Protecting against impact: Traumatic brain injury is a catchall term used to describe a spectrum of head injuries from concussions to skull fractures. Safety standards are designed to measure a bike helmet’s protectiveness on the catastrophic end of the range — the realm of skull fracture, severe brain injury, and death.
Of the 23 helmets Consumer Reports put through its impact tests, all absorbed the force of impact within the limit set by the current Consumer Product Safety Commission, and 22 received at least a very good rating for impact resistance in its tests.
Determining how well helmets protect against concussion — which can be serious, but not in and of itself life threatening — is trickier. The brain is a gelatin-like structure surrounded by fluid, which acts as a cushion against shock. A blow to the head or a violent movement (such as whiplash) can cause the brain to slide or rotate inside and bump against the skull. That can disrupt normal functioning and alter brain chemistry.
You can’t always “see” a concussion on a CT scan or an MRI, and there is still plenty that doctors don’t know about the condition. If there’s no objective test to show whether someone has a concussion, it’s difficult to design a test to see whether wearing a helmet protects against one.
But the bottom line on helmets: They work.
First, it’s undisputed that helmets are very effective at reducing your odds of suffering a moderate or severe head injury if you fall. And though they may not protect against all concussions, chances are they help at least a little.
It’s all about the fit: No matter how well a helmet protects, you’re not going to wear it if it’s not comfortable or difficult to adjust. So Consumer Reports also looked at ventilation, weight, and fit adjustment.
Combining the scores with those of its safety tests, the Scott Arx Plus, $150, came out at the top of its adult helmet ratings. The Arx is equipped with a Multidirectional Impact Protection System. These helmets have an inner lining that is supposed to minimize rotational force, believed to be a prime factor in traumatic brain injury, and reduce the amount of energy delivered to the head.
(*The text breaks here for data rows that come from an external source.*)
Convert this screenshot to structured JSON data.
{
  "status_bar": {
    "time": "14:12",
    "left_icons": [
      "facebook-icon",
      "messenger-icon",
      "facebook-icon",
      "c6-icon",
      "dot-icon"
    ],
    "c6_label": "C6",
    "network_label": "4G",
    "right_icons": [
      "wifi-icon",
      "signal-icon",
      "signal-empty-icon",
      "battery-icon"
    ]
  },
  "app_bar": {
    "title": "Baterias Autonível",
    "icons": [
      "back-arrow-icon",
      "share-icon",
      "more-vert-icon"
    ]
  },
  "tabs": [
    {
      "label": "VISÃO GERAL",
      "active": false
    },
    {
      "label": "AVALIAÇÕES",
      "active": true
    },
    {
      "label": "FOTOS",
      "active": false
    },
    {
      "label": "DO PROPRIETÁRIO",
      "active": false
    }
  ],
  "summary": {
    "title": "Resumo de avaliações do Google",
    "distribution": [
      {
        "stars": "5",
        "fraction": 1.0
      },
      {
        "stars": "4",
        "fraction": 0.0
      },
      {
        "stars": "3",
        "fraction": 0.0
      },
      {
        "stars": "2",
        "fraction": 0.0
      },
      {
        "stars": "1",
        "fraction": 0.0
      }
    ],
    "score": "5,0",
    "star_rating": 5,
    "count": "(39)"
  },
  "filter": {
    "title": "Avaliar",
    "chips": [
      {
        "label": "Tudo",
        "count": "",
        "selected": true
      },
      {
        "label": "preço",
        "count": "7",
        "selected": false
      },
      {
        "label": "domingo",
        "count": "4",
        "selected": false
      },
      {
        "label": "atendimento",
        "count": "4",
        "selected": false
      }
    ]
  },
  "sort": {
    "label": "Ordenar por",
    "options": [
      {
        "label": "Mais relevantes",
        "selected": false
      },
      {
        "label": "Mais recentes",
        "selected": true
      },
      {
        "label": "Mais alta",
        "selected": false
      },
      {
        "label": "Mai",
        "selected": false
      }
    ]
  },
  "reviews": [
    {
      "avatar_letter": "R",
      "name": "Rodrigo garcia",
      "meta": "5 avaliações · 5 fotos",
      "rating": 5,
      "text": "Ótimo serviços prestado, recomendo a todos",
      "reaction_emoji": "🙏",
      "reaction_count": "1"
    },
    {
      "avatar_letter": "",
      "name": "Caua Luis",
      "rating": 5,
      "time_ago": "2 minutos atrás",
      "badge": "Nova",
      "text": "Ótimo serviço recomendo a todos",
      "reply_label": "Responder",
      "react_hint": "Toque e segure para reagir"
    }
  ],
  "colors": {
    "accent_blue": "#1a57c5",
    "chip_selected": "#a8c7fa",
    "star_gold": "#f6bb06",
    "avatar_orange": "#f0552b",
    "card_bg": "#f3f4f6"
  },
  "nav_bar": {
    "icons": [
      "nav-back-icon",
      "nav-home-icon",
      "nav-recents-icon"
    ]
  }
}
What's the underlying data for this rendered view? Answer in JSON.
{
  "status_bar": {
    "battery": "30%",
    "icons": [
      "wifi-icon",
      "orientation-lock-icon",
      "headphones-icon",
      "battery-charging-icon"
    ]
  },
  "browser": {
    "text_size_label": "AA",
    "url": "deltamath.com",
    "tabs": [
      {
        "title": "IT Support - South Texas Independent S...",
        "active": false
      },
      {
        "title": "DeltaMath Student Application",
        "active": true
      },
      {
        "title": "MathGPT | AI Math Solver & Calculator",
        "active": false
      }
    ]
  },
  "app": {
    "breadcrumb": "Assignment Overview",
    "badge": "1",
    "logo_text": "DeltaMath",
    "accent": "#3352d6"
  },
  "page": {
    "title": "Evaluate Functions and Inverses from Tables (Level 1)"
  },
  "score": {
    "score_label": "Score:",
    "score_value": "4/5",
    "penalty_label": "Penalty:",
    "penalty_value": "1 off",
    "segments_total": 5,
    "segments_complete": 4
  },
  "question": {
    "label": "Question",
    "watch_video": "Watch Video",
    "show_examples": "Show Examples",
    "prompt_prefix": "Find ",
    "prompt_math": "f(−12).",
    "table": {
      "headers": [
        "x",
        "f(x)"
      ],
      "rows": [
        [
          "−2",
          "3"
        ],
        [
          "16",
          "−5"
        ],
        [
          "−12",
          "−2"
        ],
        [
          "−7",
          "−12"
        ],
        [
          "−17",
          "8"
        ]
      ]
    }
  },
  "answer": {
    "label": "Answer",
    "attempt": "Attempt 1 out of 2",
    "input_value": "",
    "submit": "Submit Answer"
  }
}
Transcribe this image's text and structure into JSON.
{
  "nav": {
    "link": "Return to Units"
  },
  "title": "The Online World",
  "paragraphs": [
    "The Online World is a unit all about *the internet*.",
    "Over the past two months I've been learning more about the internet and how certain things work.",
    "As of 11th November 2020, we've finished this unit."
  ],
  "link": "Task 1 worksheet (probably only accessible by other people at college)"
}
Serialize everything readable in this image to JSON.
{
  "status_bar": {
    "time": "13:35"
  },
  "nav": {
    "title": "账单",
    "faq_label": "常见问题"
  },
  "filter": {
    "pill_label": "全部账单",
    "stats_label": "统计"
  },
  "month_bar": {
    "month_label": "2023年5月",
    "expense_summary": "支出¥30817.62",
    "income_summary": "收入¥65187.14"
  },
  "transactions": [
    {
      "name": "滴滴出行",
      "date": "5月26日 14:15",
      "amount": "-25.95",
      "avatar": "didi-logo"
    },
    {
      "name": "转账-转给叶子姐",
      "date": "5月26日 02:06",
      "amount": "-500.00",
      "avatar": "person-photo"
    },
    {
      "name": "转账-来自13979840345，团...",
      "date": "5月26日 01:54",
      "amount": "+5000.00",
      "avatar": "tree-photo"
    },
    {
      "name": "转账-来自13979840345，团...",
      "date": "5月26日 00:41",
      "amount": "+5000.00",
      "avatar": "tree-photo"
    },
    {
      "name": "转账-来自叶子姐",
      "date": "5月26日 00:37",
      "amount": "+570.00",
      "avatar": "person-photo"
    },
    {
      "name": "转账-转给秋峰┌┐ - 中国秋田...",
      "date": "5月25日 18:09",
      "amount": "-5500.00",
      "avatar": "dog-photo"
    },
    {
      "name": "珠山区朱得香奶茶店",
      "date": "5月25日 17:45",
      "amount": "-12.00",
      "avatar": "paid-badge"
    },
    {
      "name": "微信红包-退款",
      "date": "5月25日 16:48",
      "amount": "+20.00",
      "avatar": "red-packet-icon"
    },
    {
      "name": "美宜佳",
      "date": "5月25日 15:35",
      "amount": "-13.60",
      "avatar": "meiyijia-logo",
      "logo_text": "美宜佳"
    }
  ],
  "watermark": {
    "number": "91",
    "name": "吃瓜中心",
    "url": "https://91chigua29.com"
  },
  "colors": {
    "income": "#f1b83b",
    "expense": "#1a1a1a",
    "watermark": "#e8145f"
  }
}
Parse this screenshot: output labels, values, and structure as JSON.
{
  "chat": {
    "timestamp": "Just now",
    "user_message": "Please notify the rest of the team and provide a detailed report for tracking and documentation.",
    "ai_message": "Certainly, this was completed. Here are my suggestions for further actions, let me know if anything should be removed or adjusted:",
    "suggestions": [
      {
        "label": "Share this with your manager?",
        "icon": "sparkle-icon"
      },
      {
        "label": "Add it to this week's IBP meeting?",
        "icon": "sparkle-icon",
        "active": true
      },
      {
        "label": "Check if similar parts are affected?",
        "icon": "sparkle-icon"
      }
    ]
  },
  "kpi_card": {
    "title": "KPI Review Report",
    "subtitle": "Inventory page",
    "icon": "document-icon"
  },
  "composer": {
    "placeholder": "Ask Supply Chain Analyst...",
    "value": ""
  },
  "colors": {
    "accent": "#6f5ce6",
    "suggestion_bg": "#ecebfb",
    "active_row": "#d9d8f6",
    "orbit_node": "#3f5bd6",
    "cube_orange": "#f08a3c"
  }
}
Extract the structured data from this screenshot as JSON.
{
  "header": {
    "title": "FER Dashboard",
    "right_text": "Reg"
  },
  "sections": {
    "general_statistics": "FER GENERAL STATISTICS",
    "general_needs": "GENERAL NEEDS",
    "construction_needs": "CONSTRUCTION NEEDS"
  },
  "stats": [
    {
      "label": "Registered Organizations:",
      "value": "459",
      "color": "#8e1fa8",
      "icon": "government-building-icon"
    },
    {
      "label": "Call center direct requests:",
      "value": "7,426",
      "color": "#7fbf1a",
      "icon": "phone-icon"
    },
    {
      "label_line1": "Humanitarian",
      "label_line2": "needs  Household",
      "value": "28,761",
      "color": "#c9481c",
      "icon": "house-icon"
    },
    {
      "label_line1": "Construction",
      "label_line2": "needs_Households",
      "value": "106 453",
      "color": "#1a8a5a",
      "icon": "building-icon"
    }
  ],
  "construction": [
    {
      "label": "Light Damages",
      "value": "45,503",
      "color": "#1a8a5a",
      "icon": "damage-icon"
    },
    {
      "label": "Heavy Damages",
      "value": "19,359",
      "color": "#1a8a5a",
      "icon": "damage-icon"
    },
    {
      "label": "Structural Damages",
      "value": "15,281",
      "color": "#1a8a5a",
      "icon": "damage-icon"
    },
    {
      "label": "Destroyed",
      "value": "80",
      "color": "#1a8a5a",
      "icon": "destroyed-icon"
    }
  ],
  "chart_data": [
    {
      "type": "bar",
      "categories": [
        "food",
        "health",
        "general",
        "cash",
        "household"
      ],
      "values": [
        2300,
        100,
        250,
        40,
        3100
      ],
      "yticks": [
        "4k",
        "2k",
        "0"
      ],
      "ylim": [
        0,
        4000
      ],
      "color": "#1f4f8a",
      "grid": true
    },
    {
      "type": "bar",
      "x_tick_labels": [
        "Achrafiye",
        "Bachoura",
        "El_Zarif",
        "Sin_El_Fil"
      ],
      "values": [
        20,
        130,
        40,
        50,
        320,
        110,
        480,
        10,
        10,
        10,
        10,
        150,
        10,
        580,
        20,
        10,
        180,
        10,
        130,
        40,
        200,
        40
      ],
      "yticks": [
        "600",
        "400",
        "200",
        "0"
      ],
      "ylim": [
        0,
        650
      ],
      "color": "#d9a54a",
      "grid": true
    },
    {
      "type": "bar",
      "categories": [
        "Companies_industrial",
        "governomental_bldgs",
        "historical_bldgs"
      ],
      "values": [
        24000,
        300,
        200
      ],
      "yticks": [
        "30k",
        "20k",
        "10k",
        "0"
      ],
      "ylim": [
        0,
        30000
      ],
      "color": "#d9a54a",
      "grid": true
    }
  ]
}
But whether a helmet with this system minimizes rotational force any better than a helmet without it is a matter of debate. Consumer Reports did not test that feature because it could not find a standard test for rotational force. It judged the Scott Arx Plus on the same features as it did for every other helmet in its tests.
The top-rated bike helmet for kids is the Bontrager Solstice Youth. At $40 it’s a Consumer Reports best buy. The helmets that were tested ranged from $12 to $220.